Languages like the C family do not allow string literals to contain newline characters, which allows missing quotes to be detected earlier. In that case, a "bad" string literal is one which contains a newline. It's quite possible that the lexical scan will incorrectly include characters which were intended to be outside of the string literal, but error recovery is somewhat easier than in languages in which a missing quote effectively inverts the entire program.
It's worth noting that it is almost as common to accidentally fail to escape a quote inside a quoted string, which will result in the string literal being closed prematurely; the intended close quote will then be lexed as an open quote, and the eventual lexical error will again be delayed.

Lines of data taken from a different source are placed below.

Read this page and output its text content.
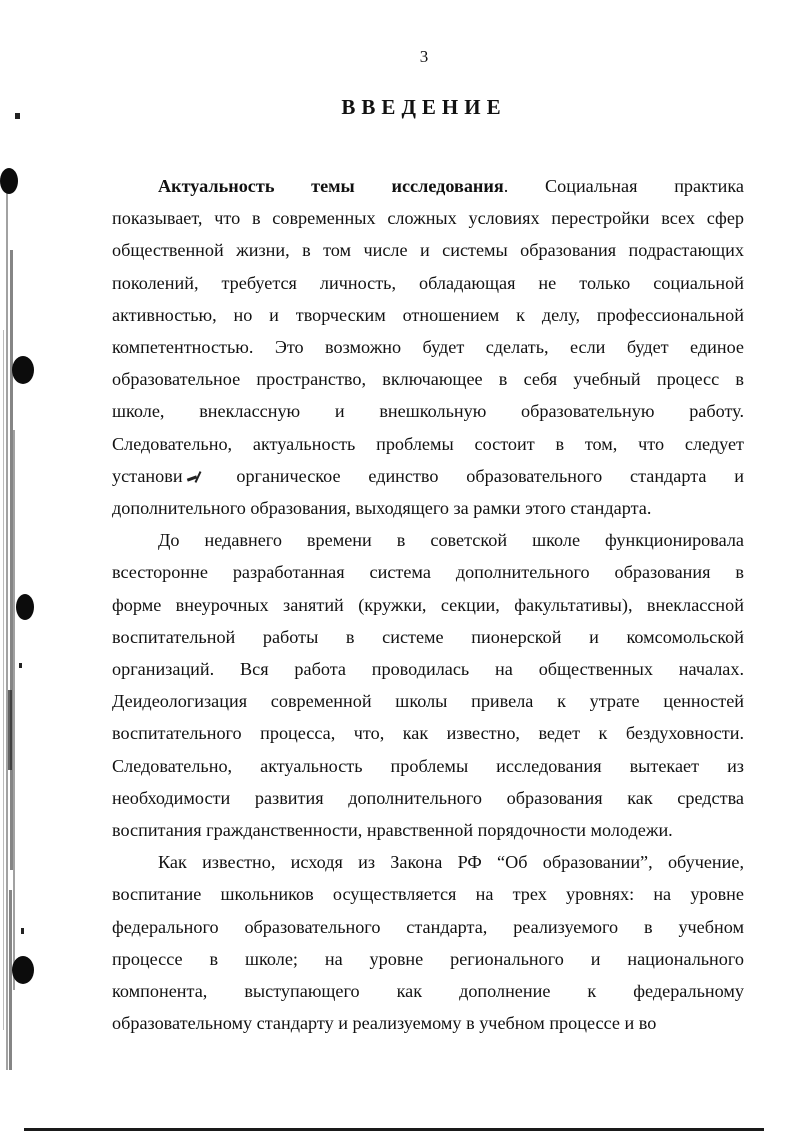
3
ВВЕДЕНИЕ
Актуальность темы исследования. Социальная практика
показывает, что в современных сложных условиях перестройки всех сфер
общественной жизни, в том числе и системы образования подрастающих
поколений, требуется личность, обладающая не только социальной
активностью, но и творческим отношением к делу, профессиональной
компетентностью. Это возможно будет сделать, если будет единое
образовательное пространство, включающее в себя учебный процесс в
школе, внеклассную и внешкольную образовательную работу.
Следовательно, актуальность проблемы состоит в том, что следует
установи органическое единство образовательного стандарта и
дополнительного образования, выходящего за рамки этого стандарта.
До недавнего времени в советской школе функционировала
всесторонне разработанная система дополнительного образования в
форме внеурочных занятий (кружки, секции, факультативы), внеклассной
воспитательной работы в системе пионерской и комсомольской
организаций. Вся работа проводилась на общественных началах.
Деидеологизация современной школы привела к утрате ценностей
воспитательного процесса, что, как известно, ведет к бездуховности.
Следовательно, актуальность проблемы исследования вытекает из
необходимости развития дополнительного образования как средства
воспитания гражданственности, нравственной порядочности молодежи.
Как известно, исходя из Закона РФ “Об образовании”, обучение,
воспитание школьников осуществляется на трех уровнях: на уровне
федерального образовательного стандарта, реализуемого в учебном
процессе в школе; на уровне регионального и национального
компонента, выступающего как дополнение к федеральному
образовательному стандарту и реализуемому в учебном процессе и во
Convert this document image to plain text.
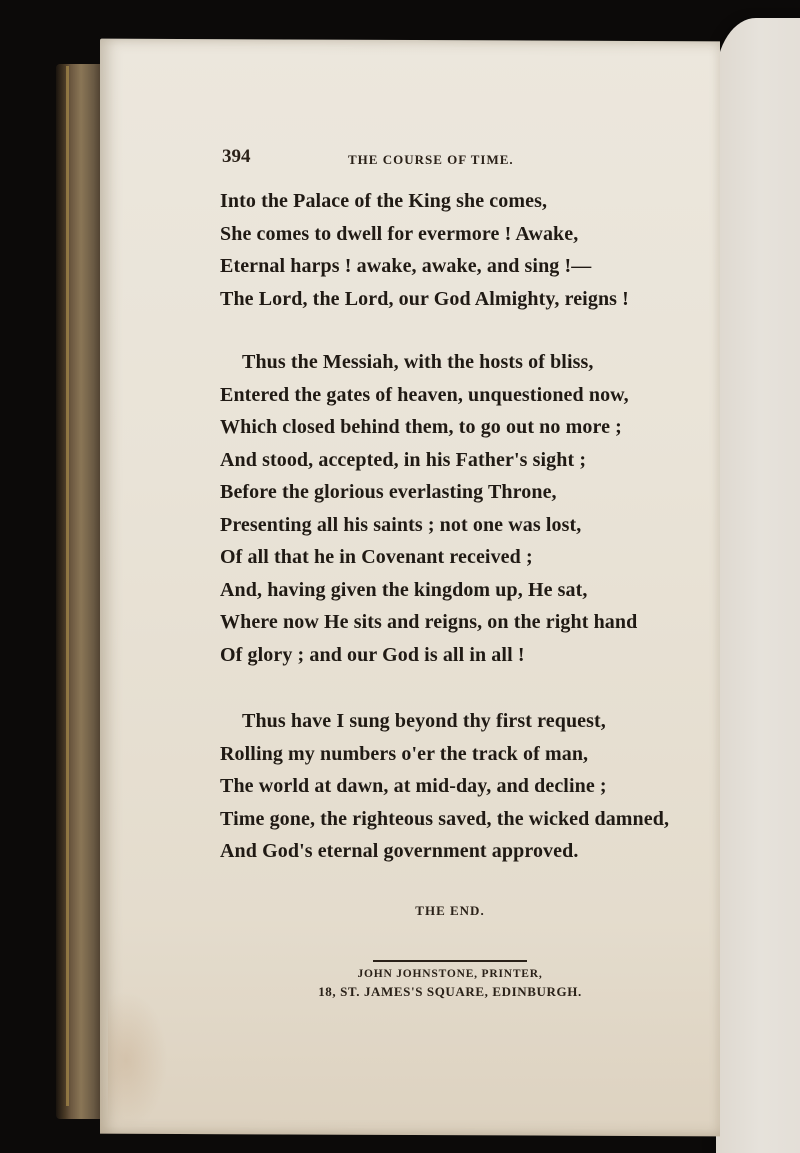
394	THE COURSE OF TIME.
Into the Palace of the King she comes,
She comes to dwell for evermore ! Awake,
Eternal harps ! awake, awake, and sing !—
The Lord, the Lord, our God Almighty, reigns !
Thus the Messiah, with the hosts of bliss,
Entered the gates of heaven, unquestioned now,
Which closed behind them, to go out no more ;
And stood, accepted, in his Father's sight ;
Before the glorious everlasting Throne,
Presenting all his saints ; not one was lost,
Of all that he in Covenant received ;
And, having given the kingdom up, He sat,
Where now He sits and reigns, on the right hand
Of glory ; and our God is all in all !
Thus have I sung beyond thy first request,
Rolling my numbers o'er the track of man,
The world at dawn, at mid-day, and decline ;
Time gone, the righteous saved, the wicked damned,
And God's eternal government approved.
THE END.
JOHN JOHNSTONE, PRINTER,
18, ST. JAMES'S SQUARE, EDINBURGH.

(F)lex uses the "longest match" rule to identify which pattern to recognize. If the string pattern doesn't allow newlines, as in C, it might be (in a simplified version, leaving out the complication of escapes) something like:
\"[^"]*\"
(remembering that in flex, . does not match a newline.) If the closing quote is not present in the line, this pattern will not match, and it is likely that the fallback pattern will succeed, matching only the open quote. That's good enough if immediate failure is acceptable, but if you want to do error recovery, you probably want to ignore the rest of the line. In that case, you might add a pattern such as
\"[^"]*
That will match every valid string as well, of course (not including the closing quote) but it doesn't matter because the valid string literal pattern's match will be longer (by one character). So the pattern without the closing quote will only match unterminated string literals.